With the campaign, it was presented that the girls are beautiful, and it’s striking, it’s powerful, and it makes one want read the caption.
Decarlo also painted the severity of the situation by sharing with Arthur the conversation she had with one of the young girls from the community, who had asked her, “Do you think the government is supporting this and is a part of the missing and murdered Aboriginal women because they don’t want there to be any Aboriginal women in the world?”
“I wondered about the kind of understanding they must have to come up with a thought like that, and to be able to articulate this about the situation, and to actually think that there could be a greater power facilitating this,” says Decarlo.

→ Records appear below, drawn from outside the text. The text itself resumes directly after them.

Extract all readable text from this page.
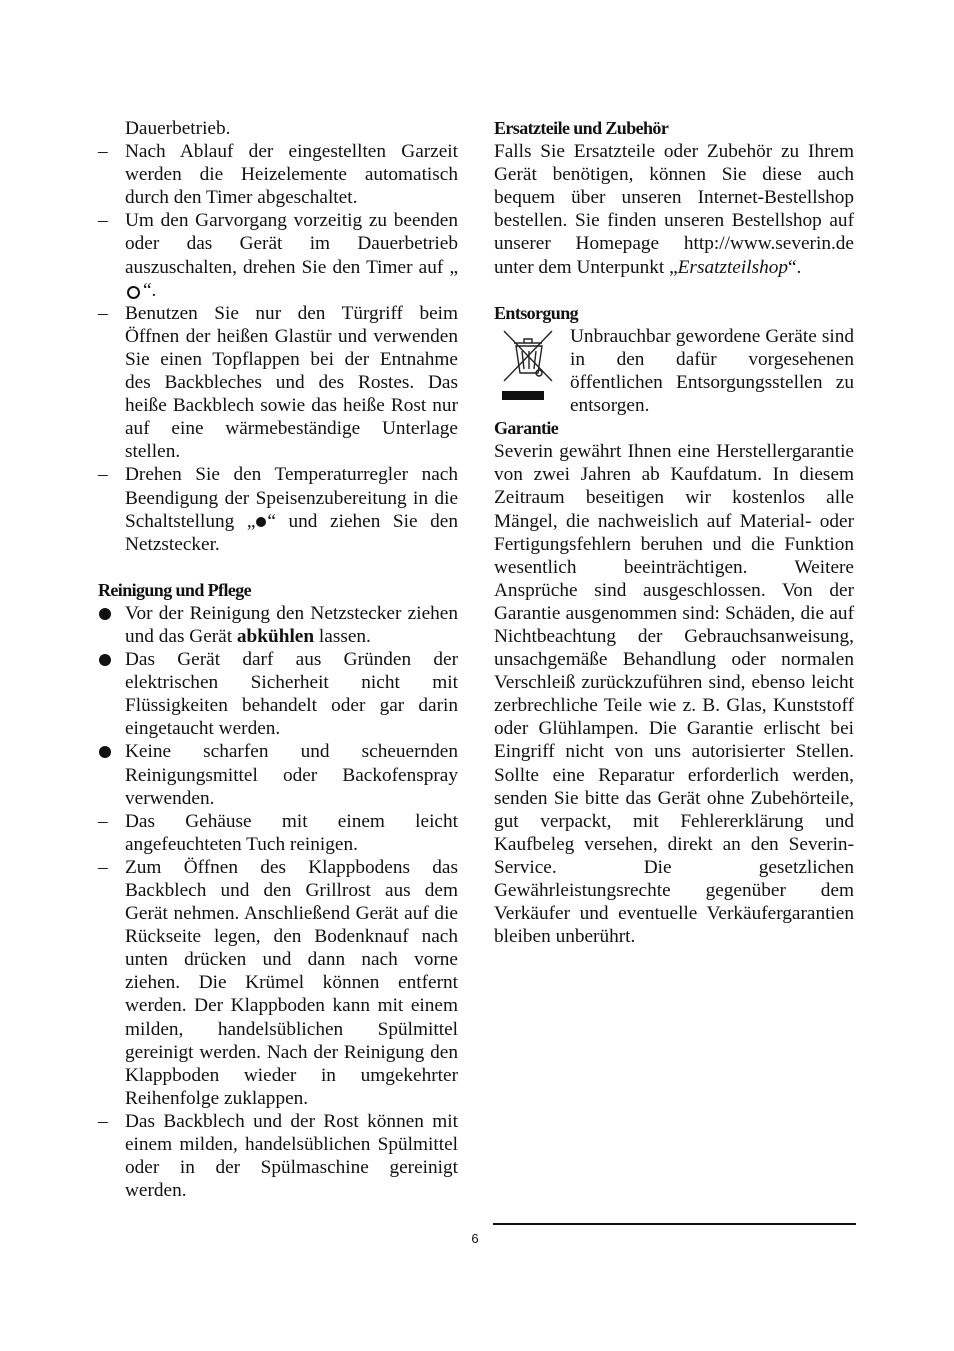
Dauerbetrieb.

–
Nach Ablauf der eingestellten Garzeit werden die Heizelemente automatisch durch den Timer abgeschaltet.
–
Um den Garvorgang vorzeitig zu beenden oder das Gerät im Dauerbetrieb auszuschalten, drehen Sie den Timer auf „“.
–
Benutzen Sie nur den Türgriff beim Öffnen der heißen Glastür und verwenden Sie einen Topflappen bei der Entnahme des Backbleches und des Rostes. Das heiße Backblech sowie das heiße Rost nur auf eine wärmebeständige Unterlage stellen.
–
Drehen Sie den Temperaturregler nach Beendigung der Speisenzubereitung in die Schaltstellung „ “ und ziehen Sie den Netzstecker.
Reinigung und Pflege
Vor der Reinigung den Netzstecker ziehen und das Gerät abkühlen lassen.
Das Gerät darf aus Gründen der elektrischen Sicherheit nicht mit Flüssigkeiten behandelt oder gar darin eingetaucht werden.
Keine scharfen und scheuernden Reinigungsmittel oder Backofenspray verwenden.
–
Das Gehäuse mit einem leicht angefeuchteten Tuch reinigen.
–
Zum Öffnen des Klappbodens das Backblech und den Grillrost aus dem Gerät nehmen. Anschließend Gerät auf die Rückseite legen, den Bodenknauf nach unten drücken und dann nach vorne ziehen. Die Krümel können entfernt werden. Der Klappboden kann mit einem milden, handelsüblichen Spülmittel gereinigt werden. Nach der Reinigung den Klappboden wieder in umgekehrter Reihenfolge zuklappen.
–
Das Backblech und der Rost können mit einem milden, handelsüblichen Spülmittel oder in der Spülmaschine gereinigt werden.
Ersatzteile und Zubehör

Falls Sie Ersatzteile oder Zubehör zu Ihrem Gerät benötigen, können Sie diese auch bequem über unseren Internet-Bestellshop bestellen. Sie finden unseren Bestellshop auf unserer Homepage http://www.severin.de unter dem Unterpunkt „Ersatzteilshop“.

Entsorgung

Unbrauchbar gewordene Geräte sind in den dafür vorgesehenen öffentlichen Entsorgungsstellen zu entsorgen.

Garantie

Severin gewährt Ihnen eine Herstellergarantie von zwei Jahren ab Kaufdatum. In diesem Zeitraum beseitigen wir kostenlos alle Mängel, die nachweislich auf Material- oder Fertigungsfehlern beruhen und die Funktion wesentlich beeinträchtigen. Weitere Ansprüche sind ausgeschlossen. Von der Garantie ausgenommen sind: Schäden, die auf Nichtbeachtung der Gebrauchsanweisung, unsachgemäße Behandlung oder normalen Verschleiß zurückzuführen sind, ebenso leicht zerbrechliche Teile wie z. B. Glas, Kunststoff oder Glühlampen. Die Garantie erlischt bei Eingriff nicht von uns autorisierter Stellen. Sollte eine Reparatur erforderlich werden, senden Sie bitte das Gerät ohne Zubehörteile, gut verpackt, mit Fehlererklärung und Kaufbeleg versehen, direkt an den Severin-Service. Die gesetzlichen Gewährleistungsrechte gegenüber dem Verkäufer und eventuelle Verkäufergarantien bleiben unberührt.

6
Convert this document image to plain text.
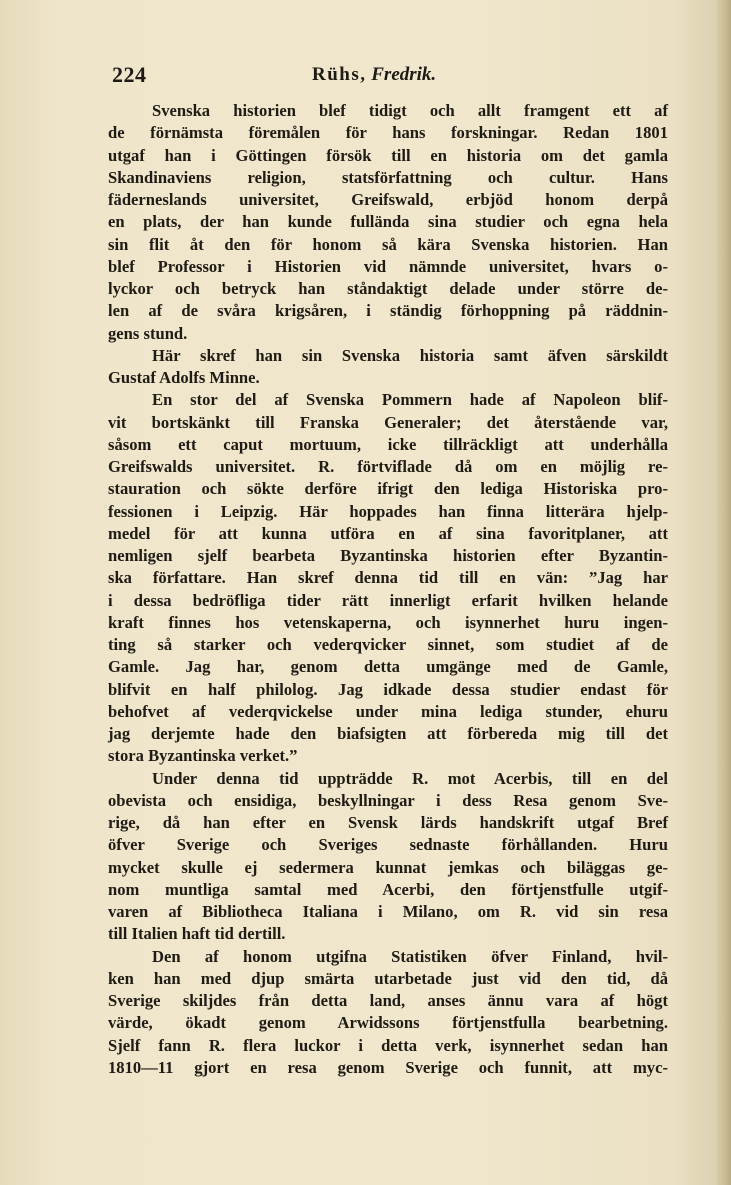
224	Rühs, Fredrik.
Svenska historien blef tidigt och allt framgent ett af
de förnämsta föremålen för hans forskningar. Redan 1801
utgaf han i Göttingen försök till en historia om det gamla
Skandinaviens religion, statsförfattning och cultur. Hans
fäderneslands universitet, Greifswald, erbjöd honom derpå
en plats, der han kunde fullända sina studier och egna hela
sin flit åt den för honom så kära Svenska historien. Han
blef Professor i Historien vid nämnde universitet, hvars o-
lyckor och betryck han ståndaktigt delade under större de-
len af de svåra krigsåren, i ständig förhoppning på räddnin-
gens stund.
Här skref han sin Svenska historia samt äfven särskildt
Gustaf Adolfs Minne.
En stor del af Svenska Pommern hade af Napoleon blif-
vit bortskänkt till Franska Generaler; det återstående var,
såsom ett caput mortuum, icke tillräckligt att underhålla
Greifswalds universitet. R. förtviflade då om en möjlig re-
stauration och sökte derföre ifrigt den lediga Historiska pro-
fessionen i Leipzig. Här hoppades han finna litterära hjelp-
medel för att kunna utföra en af sina favoritplaner, att
nemligen sjelf bearbeta Byzantinska historien efter Byzantin-
ska författare. Han skref denna tid till en vän: ”Jag har
i dessa bedröfliga tider rätt innerligt erfarit hvilken helande
kraft finnes hos vetenskaperna, och isynnerhet huru ingen-
ting så starker och vederqvicker sinnet, som studiet af de
Gamle. Jag har, genom detta umgänge med de Gamle,
blifvit en half philolog. Jag idkade dessa studier endast för
behofvet af vederqvickelse under mina lediga stunder, ehuru
jag derjemte hade den biafsigten att förbereda mig till det
stora Byzantinska verket.”
Under denna tid uppträdde R. mot Acerbis, till en del
obevista och ensidiga, beskyllningar i dess Resa genom Sve-
rige, då han efter en Svensk lärds handskrift utgaf Bref
öfver Sverige och Sveriges sednaste förhållanden. Huru
mycket skulle ej sedermera kunnat jemkas och biläggas ge-
nom muntliga samtal med Acerbi, den förtjenstfulle utgif-
varen af Bibliotheca Italiana i Milano, om R. vid sin resa
till Italien haft tid dertill.
Den af honom utgifna Statistiken öfver Finland, hvil-
ken han med djup smärta utarbetade just vid den tid, då
Sverige skiljdes från detta land, anses ännu vara af högt
värde, ökadt genom Arwidssons förtjenstfulla bearbetning.
Sjelf fann R. flera luckor i detta verk, isynnerhet sedan han
1810—11 gjort en resa genom Sverige och funnit, att myc-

Further, she also pointed out some reasons as to why Native women go missing, and are being murdered at a rate much higher than other women in Canada–which is currently at over a thousand cases.
Such a demographic can be more vulnerable when they go to big cities, marginalized for one reason or another, or targeted because of racism, she added.
Furthermore, statistics show that Aboriginal women are murdered by people that they don’t know, whereas in cases where other women are murdered, it is more often by someone they do know, she pointed out.
Abbot said that Aboriginal women are also less likely to report any violence against them. It is a strong fact that there is more abuse that happens in their community. They witness so much that if they get abused in a larger city, they don’t report it as often because it has become almost a normalcy, she reasoned.
There is legacy in history, connected to the history of First Nations people in Canada, the legacy of residential schools, and a generation of abuse, added Decarlo.
“Every person has a homeland, and this is our homeland. And to have such a risk for people to be murdered and missing, to commit suicide, to end up in prison, to not finish school, to be be in foster care, of which all of these are high in statistics–there is something wrong and it needs to be righted,” stated Decarlo.
“I encourage more people to open their eyes and actually start to care about this issue in Canada,” stated Abbot. “It is your duty as a Canadian to care about it.”